Halo 3 is a perfect example, where the resolution of the game was modified to allow both low and high dynamic range lighting to be applied to a scene, giving the game a contrast in lighting (range) that we haven't seen even in the PC space. Not that it can't be done on the PC, just that it hasn't thus far.
More ignorance. KZ2 lighting is impressive? lol
Here's a clue, it all 2D lighting. Everything is a 2D alpha blended light. Those 100-200 lights are just 2D.
It's just post processing 2D semi transparent "lights" on the screen. Mind you it's per pixel and they are using ray casting in order to accurately produce shadows from those 2D lights. So the result looks good.
One major criticism, it's going a round about way to accomplish something that existing engines already do in established ways. Doing this on PS3 is just a really great way to take advantage of CELL to make up for what would otherwise be a lopsided design.
For example, all other modern games don't need so many lights because they use big dynamic lights to light and shadow the entire scene, so they use a handful of lights to get the same results.
Modern games have been doing this for a long time. A good example would be Riddick on the original Xbox. It was the first console game to use 1 major and a few minor lights to light and shadow the entire scene with volumetric shadows over normal mapped textures. This is why that game looks so awesome and was before it's time.

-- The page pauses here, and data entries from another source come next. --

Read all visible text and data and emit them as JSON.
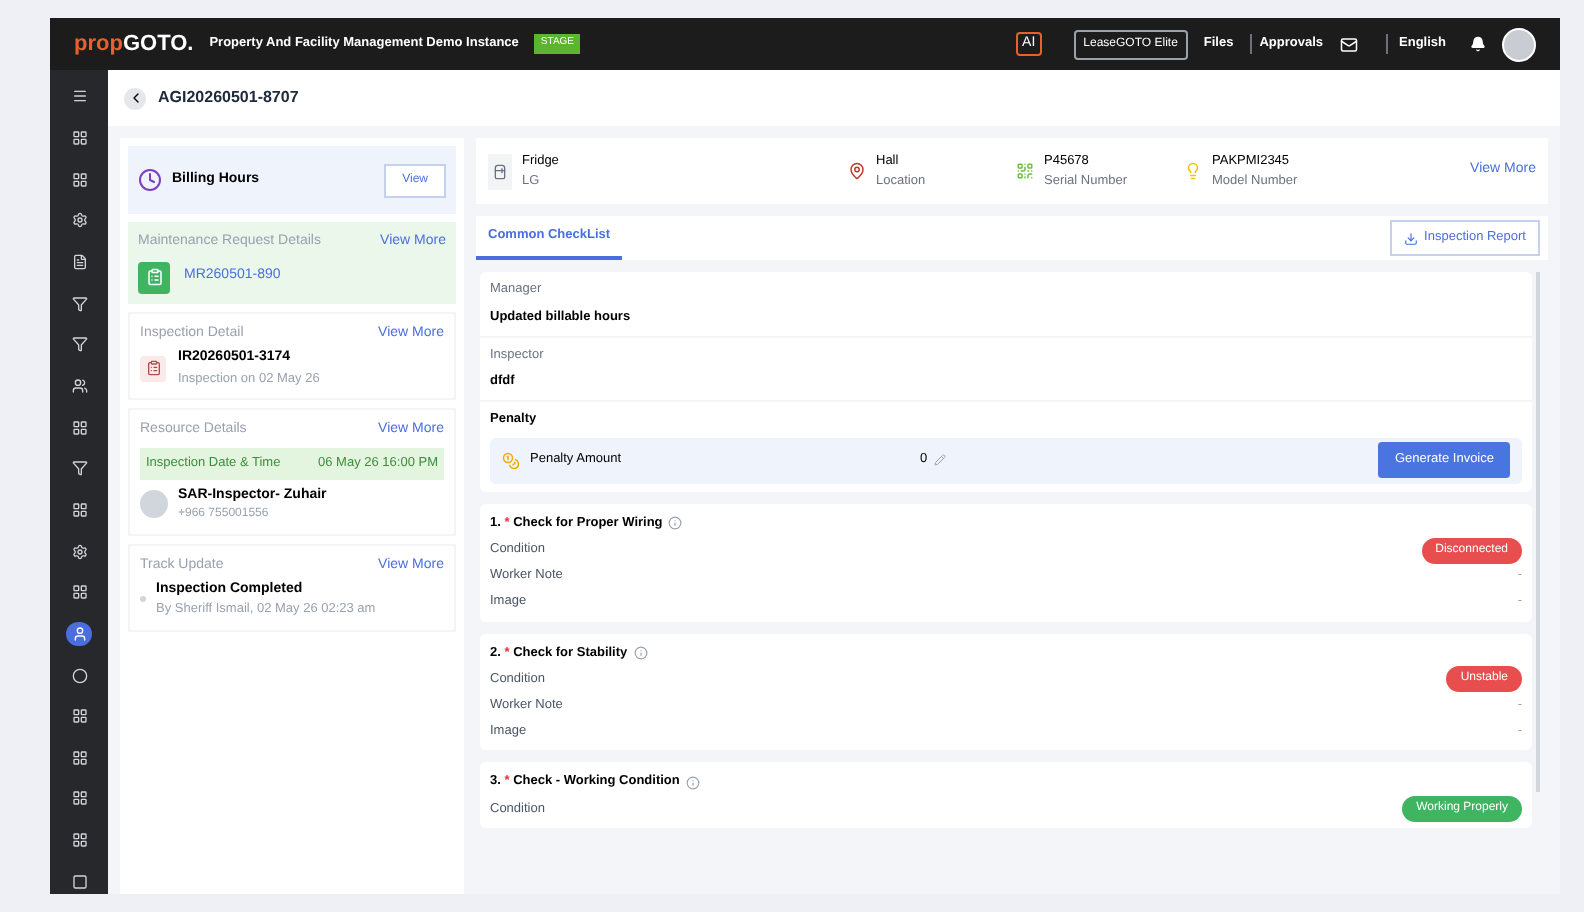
{
  "topbar": {
    "logo_prefix": "prop",
    "logo_suffix": "GOTO.",
    "title": "Property And Facility Management Demo Instance",
    "env_badge": "STAGE",
    "ai_label": "AI",
    "plan_button": "LeaseGOTO Elite",
    "links": [
      "Files",
      "Approvals"
    ],
    "language": "English"
  },
  "sidebar": {
    "items": [
      {
        "kind": "menu",
        "selected": false
      },
      {
        "kind": "grid",
        "selected": false
      },
      {
        "kind": "grid",
        "selected": false
      },
      {
        "kind": "gear",
        "selected": false
      },
      {
        "kind": "doc",
        "selected": false
      },
      {
        "kind": "filter",
        "selected": false
      },
      {
        "kind": "filter",
        "selected": false
      },
      {
        "kind": "users",
        "selected": false
      },
      {
        "kind": "grid",
        "selected": false
      },
      {
        "kind": "filter",
        "selected": false
      },
      {
        "kind": "grid",
        "selected": false
      },
      {
        "kind": "gear",
        "selected": false
      },
      {
        "kind": "grid",
        "selected": false
      },
      {
        "kind": "person",
        "selected": true
      },
      {
        "kind": "circle",
        "selected": false
      },
      {
        "kind": "grid",
        "selected": false
      },
      {
        "kind": "grid",
        "selected": false
      },
      {
        "kind": "grid",
        "selected": false
      },
      {
        "kind": "grid",
        "selected": false
      },
      {
        "kind": "outline",
        "selected": false
      }
    ]
  },
  "page": {
    "title": "AGI20260501-8707"
  },
  "left": {
    "billing": {
      "title": "Billing Hours",
      "button": "View"
    },
    "maintenance": {
      "title": "Maintenance Request Details",
      "link": "View More",
      "number": "MR260501-890"
    },
    "inspection": {
      "title": "Inspection Detail",
      "link": "View More",
      "number": "IR20260501-3174",
      "subtitle": "Inspection on 02 May 26"
    },
    "resource": {
      "title": "Resource Details",
      "link": "View More",
      "date_label": "Inspection Date & Time",
      "date_value": "06 May 26 16:00 PM",
      "name": "SAR-Inspector- Zuhair",
      "phone": "+966 755001556"
    },
    "track": {
      "title": "Track Update",
      "link": "View More",
      "status": "Inspection Completed",
      "meta": "By Sheriff Ismail, 02 May 26 02:23 am"
    }
  },
  "asset": {
    "name": "Fridge",
    "brand": "LG",
    "fields": [
      {
        "kind": "location",
        "value": "Hall",
        "label": "Location"
      },
      {
        "kind": "serial",
        "value": "P45678",
        "label": "Serial Number"
      },
      {
        "kind": "model",
        "value": "PAKPMI2345",
        "label": "Model Number"
      }
    ],
    "link": "View More"
  },
  "tabs": [
    {
      "label": "Common CheckList",
      "selected": true
    }
  ],
  "report_button": "Inspection Report",
  "notes": [
    {
      "label": "Manager",
      "value": "Updated billable hours"
    },
    {
      "label": "Inspector",
      "value": "dfdf"
    }
  ],
  "penalty": {
    "title": "Penalty",
    "label": "Penalty Amount",
    "amount": "0",
    "button": "Generate Invoice"
  },
  "checks": [
    {
      "number": "1.",
      "required_mark": "*",
      "title": "Check for Proper Wiring",
      "rows": [
        {
          "kind": "badge",
          "label": "Condition",
          "value": "Disconnected",
          "color": "#e94e4e"
        },
        {
          "kind": "text",
          "label": "Worker Note",
          "value": "-"
        },
        {
          "kind": "text",
          "label": "Image",
          "value": "-"
        }
      ]
    },
    {
      "number": "2.",
      "required_mark": "*",
      "title": "Check for Stability",
      "rows": [
        {
          "kind": "badge",
          "label": "Condition",
          "value": "Unstable",
          "color": "#e94e4e"
        },
        {
          "kind": "text",
          "label": "Worker Note",
          "value": "-"
        },
        {
          "kind": "text",
          "label": "Image",
          "value": "-"
        }
      ]
    },
    {
      "number": "3.",
      "required_mark": "*",
      "title": "Check - Working Condition",
      "rows": [
        {
          "kind": "badge",
          "label": "Condition",
          "value": "Working Properly",
          "color": "#3fb561"
        }
      ]
    }
  ]
}
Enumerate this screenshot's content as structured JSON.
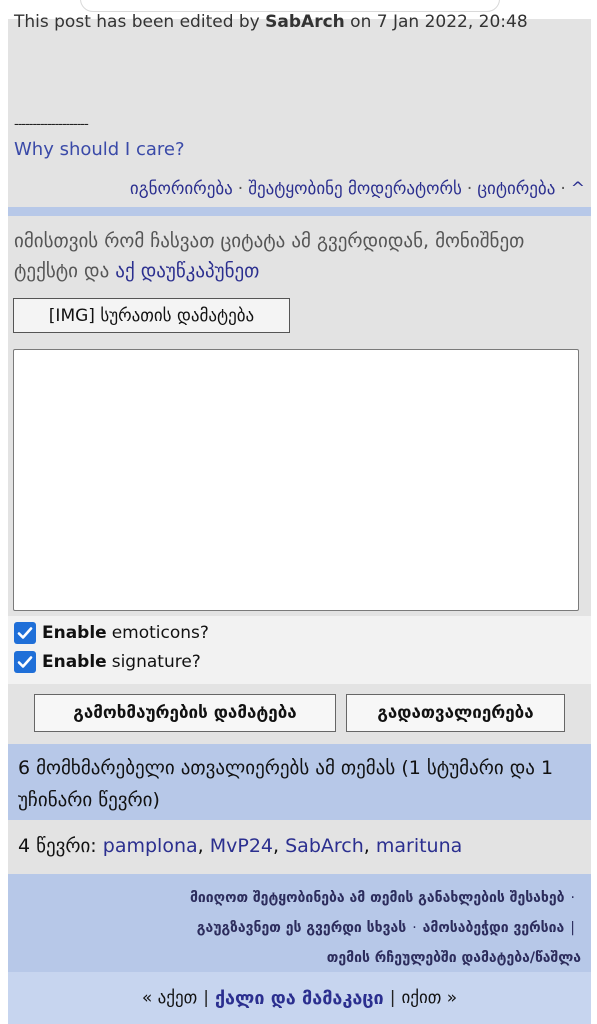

KZ2 uses normal mapping as well, but instead of using a small number of big lights it uses 100-200 small 2D lights and composites them in post processing to effectively deliver the same result. Throw in some lens flare! and Wala!!! lol
http://forum.teamxbox.com/showthread...=608061&page=5
If it was just as easy to do with a (I assume forward renderer) using a traditional method, would that have saved GG time and money? Or does a deferred renderer play to the strengths of PS3 better?